Nous avions vu par le passé jusqu'où peut mener la passion aveugle même lorsqu'il s'agit de rivalité sportive. Or le conflit qui est nourri continuellement par les figures politiques et médiatiques est beaucoup plus dangereux. La vague de terrorisme aidant, la tentation est forte de diviser la société en partisans de la liberté et apôtres du chaos moyenâgeux. Ce clivage, à long terme, est beaucoup plus dangereux que le terrorisme, pour une raison que le bon sens ne peut pas nier, car ce discours est l'un des recruteurs les plus efficaces du terrorisme.

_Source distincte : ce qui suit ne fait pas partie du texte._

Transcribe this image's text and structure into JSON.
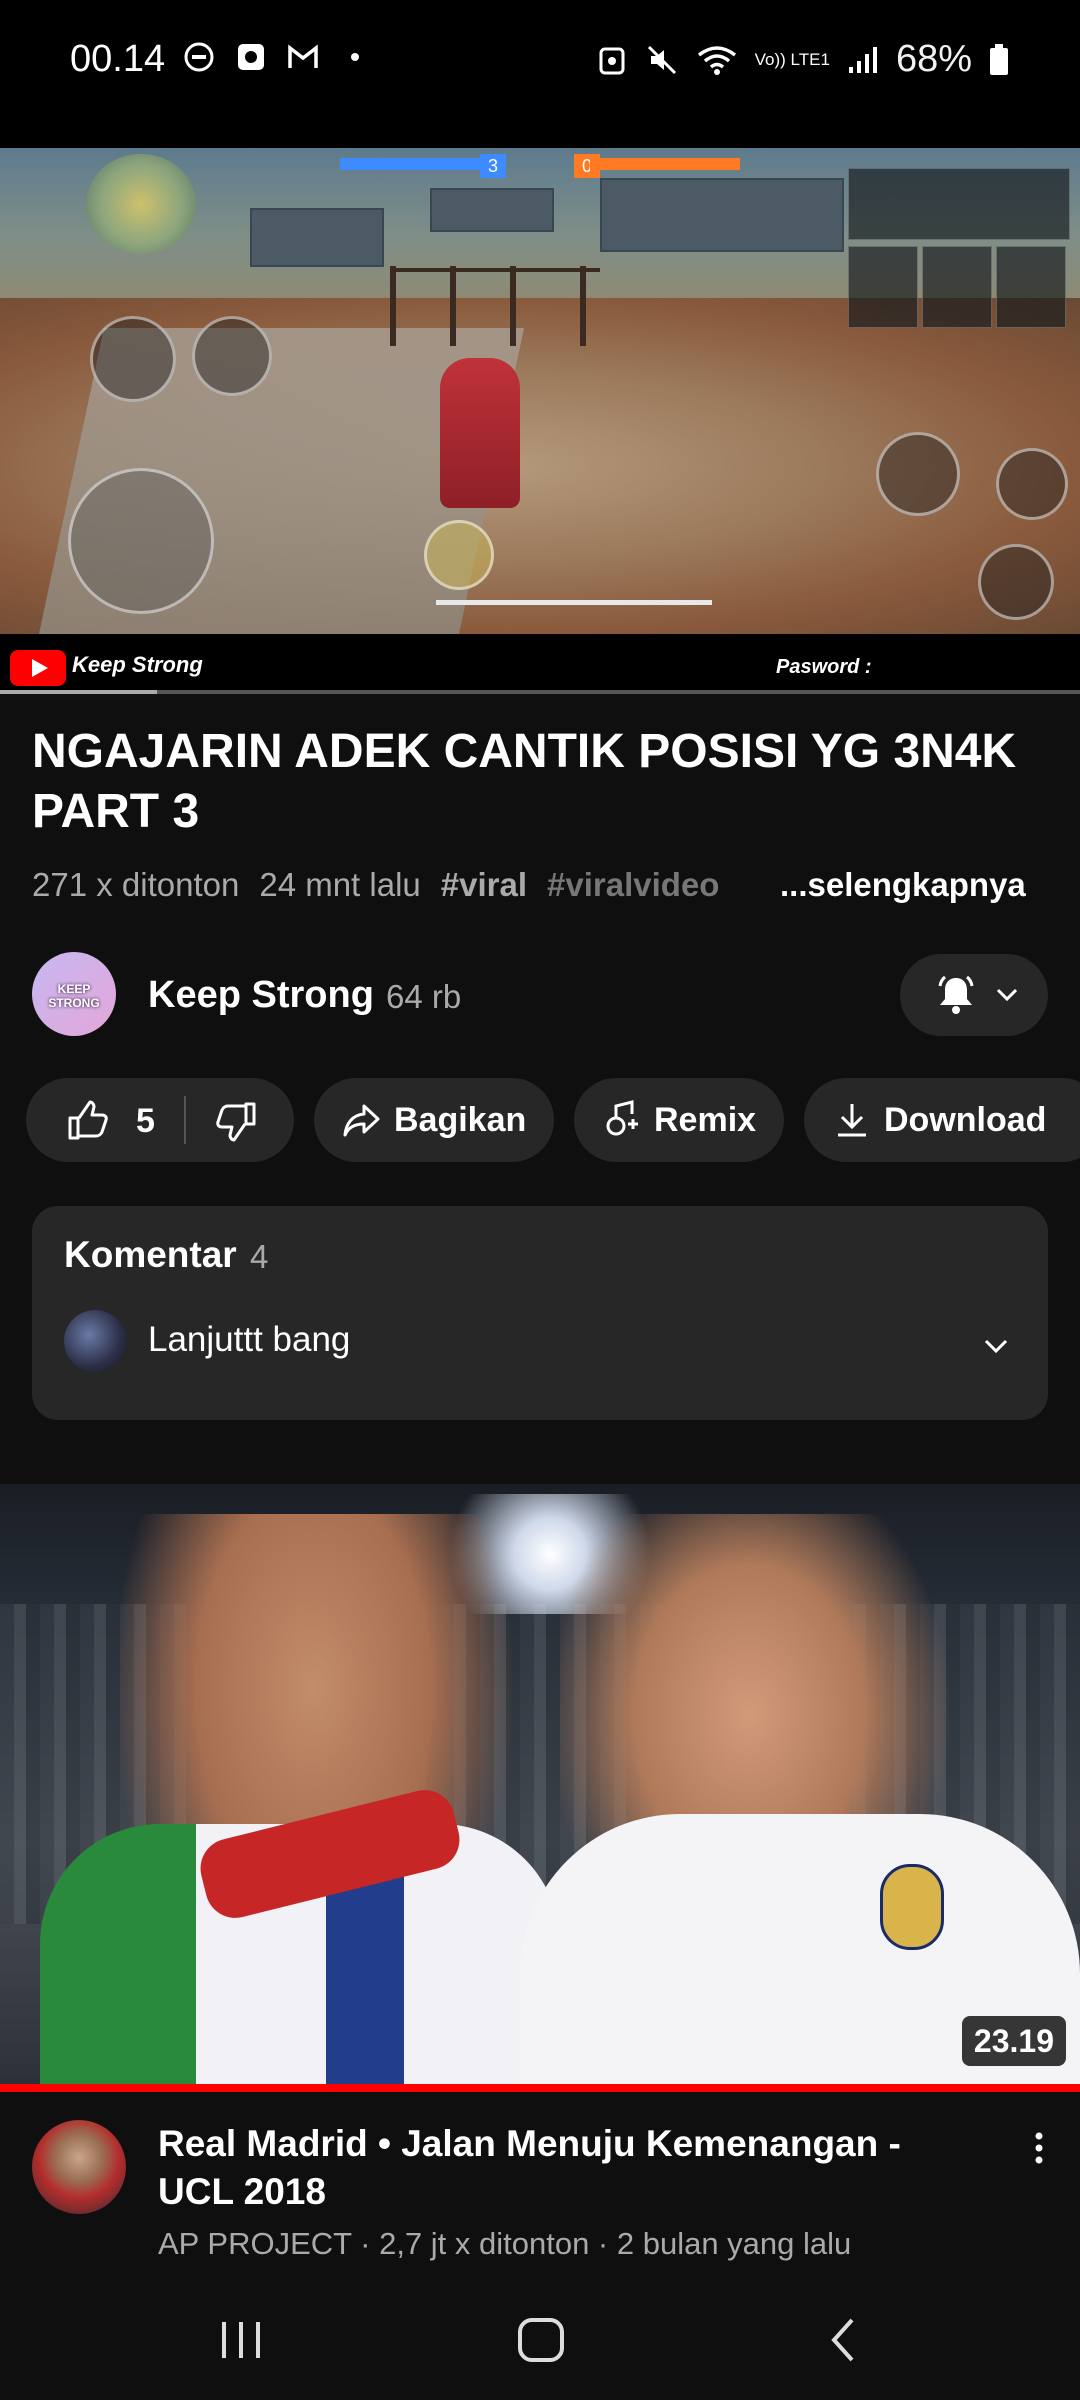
{
  "status_bar": {
    "time": "00.14",
    "battery": "68%",
    "network_label": "Vo)) LTE1"
  },
  "player": {
    "watermark_channel": "Keep Strong",
    "watermark_password": "Pasword :",
    "progress": 0.145
  },
  "video": {
    "title": "NGAJARIN ADEK CANTIK POSISI YG 3N4K PART 3",
    "views": "271 x ditonton",
    "time_ago": "24 mnt lalu",
    "tags": [
      "#viral",
      "#viralvideo"
    ],
    "more": "...selengkapnya"
  },
  "channel": {
    "name": "Keep Strong",
    "subscribers": "64 rb",
    "avatar_text": "KEEP STRONG"
  },
  "actions": {
    "likes": "5",
    "share": "Bagikan",
    "remix": "Remix",
    "download": "Download"
  },
  "comments": {
    "title": "Komentar",
    "count": "4",
    "top_comment": "Lanjuttt bang"
  },
  "recommended": {
    "duration": "23.19",
    "title": "Real Madrid • Jalan Menuju Kemenangan - UCL 2018",
    "meta": "AP PROJECT · 2,7 jt x ditonton · 2 bulan yang lalu"
  },
  "colors": {
    "background": "#0f0f0f",
    "surface": "#272727",
    "accent": "#ff0000"
  }
}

Les prophètes de la ségrégation ne s'embarrassent pas d'affirmer haut et fort que le terrorisme " islamiste " de Daech n'est nullement représentatif de l'islam authentique. Paradoxalement, tous leurs efforts pour combattre ce fléau paraissent voués surtout à l'encerclement de l'islam ou au moins à la provocation inconsciente de ceux qui y sont attachés.
Lorsqu'une personne publique, auréolée de sa notoriété de star du cinéma, affirme l'intention de lutter par l'intermédiaire de l'art contre le spectre du radicalisme - projet louable en soi- puis y va d'une provocation irresponsable en ajoutant que ceux qui sont indisposés par la vue de la nudité dans les films ou dans leur entourage immédiat n'ont qu'à rester chez eux, on est en droit de se demander quel jeu elle joue en réalité. Feint-elle d'oublier que les apprentis terroristes n'écument pas les salles de cinéma et que par son manque de tact et de clairvoyance elle est en train de s'aliéner la part encore hésitante de la jeunesse sur le point de se radicaliser ? Ne voit-elle pas qu'elle apporte de l'eau au moulin des takifiristes qui ne manqueront pas de récupérer ce discours pour prouver que l'art de cette société n'est rien que la décadence érigée en leitmotiv de création artistique ? Et le citoyen lambda dans tout ça ? Celui qui n'a rien d'un fondamentaliste mais qui est néanmoins convaincu que la pudeur est une vertu, que le cinéma n'est pas forcément un étalage gratuit de nudité, que l'élégance ne s'accomplit pas nécessairement dans le striptease, que la vraie beauté n'a pas à être tape à l'œil pour être appréciée, et qu'une réalisatrice, aussi talentueuse qu'elle soit, n'a pas à lui dicter ses goûts et ses dégoûts et surtout qu'absolument rien ne l'autorise à assigner à résidence un citoyen libre..Que doit-il penser de notre élite autoproclamée ?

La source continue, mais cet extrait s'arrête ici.